There are a number of social stigma theories, but there are common elements between them. Below, we’ll largely consider Erving Goffman’s seminal stigma structure.
Ways that Money Habitudes can help alleviate social stigma:
- Easier to walk in the door – A lot of financial programs implicitly speak to clients and participants about having problems. For example, if you sign up to attend a “Get out of debt” class, it sends the message to others that you’re in debt. That can be stigmatizing and hard to admit. On the other hand, using Money Habitudes often means going to a first class or session that carries less stigma: “Discover your money personality type” or “Learn about your financial influences,” etc.
- Less confrontation and judgement – When people seek financial help, many of those interactions take on the tone of an expert telling a novice what to do. It can be very prescriptive and come across as “You’re not handling your finances well. I know how to do it better. You need to listen to me and do what I say.” That can make people feel shame or embarrassment. Money Habitudes cards produce a money personality profile, but they do not tell people that they are good or bad, smart or stupid, when it comes to money. They also start the process from a place where people are more comfortable and will share and reveal stories, which isn’t usually true of other first interactions.

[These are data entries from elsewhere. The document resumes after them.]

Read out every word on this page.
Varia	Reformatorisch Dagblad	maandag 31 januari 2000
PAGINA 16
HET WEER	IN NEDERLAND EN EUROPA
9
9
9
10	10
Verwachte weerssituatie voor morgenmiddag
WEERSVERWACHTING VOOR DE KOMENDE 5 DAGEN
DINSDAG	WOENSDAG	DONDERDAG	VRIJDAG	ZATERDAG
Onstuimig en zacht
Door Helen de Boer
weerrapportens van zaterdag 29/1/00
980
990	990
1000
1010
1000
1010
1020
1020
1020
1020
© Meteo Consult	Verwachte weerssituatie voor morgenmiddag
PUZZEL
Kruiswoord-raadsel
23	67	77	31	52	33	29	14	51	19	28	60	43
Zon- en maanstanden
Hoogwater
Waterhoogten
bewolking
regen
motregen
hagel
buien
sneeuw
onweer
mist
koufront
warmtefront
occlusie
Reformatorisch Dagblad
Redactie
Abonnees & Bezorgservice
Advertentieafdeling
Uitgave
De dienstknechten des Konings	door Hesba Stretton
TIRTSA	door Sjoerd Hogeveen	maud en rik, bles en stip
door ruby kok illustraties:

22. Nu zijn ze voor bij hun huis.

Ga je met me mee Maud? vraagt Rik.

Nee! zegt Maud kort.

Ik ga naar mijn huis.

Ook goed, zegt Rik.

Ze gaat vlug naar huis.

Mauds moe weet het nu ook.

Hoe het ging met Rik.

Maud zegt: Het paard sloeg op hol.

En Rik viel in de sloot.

- Avoiding numbers – A temptation of financial counseling and coaching is to jump right into numbers. This frequently means collecting receipts and making a budget. Not that there isn’t value in this step, but it can be a difficult introduction if someone feels uncomfortable or incompetent with numbers, math, spreadsheets and the like.
- Sympathy and empathy – As Goffman theorizes, there are people who are “stigmatized” and then there are those who are “normals” who do not bear that stigma. A subset of “normals” are people who are “wise” and are accepted by the “stigmatized” as understanding their difficult situation. Going through the Money Habitudes process – either as a staff training exercise or as an activity with clients – helps people relate better to one another. It makes it easier to share stories and understand that everyone has strengths and challenges around money; the activity underscores that everyone has financial habits and attitudes that can be helpful or harmful.
- Not the only one – One of the most helpful outcomes of doing Money Habitudes in a group is that people have that “Oh, yeah, me too” moment where they relate to one another. It can be really helpful to hear that you’re not the only one facing a problem and that other people have the same issues and often have wisdom to share about overcoming it.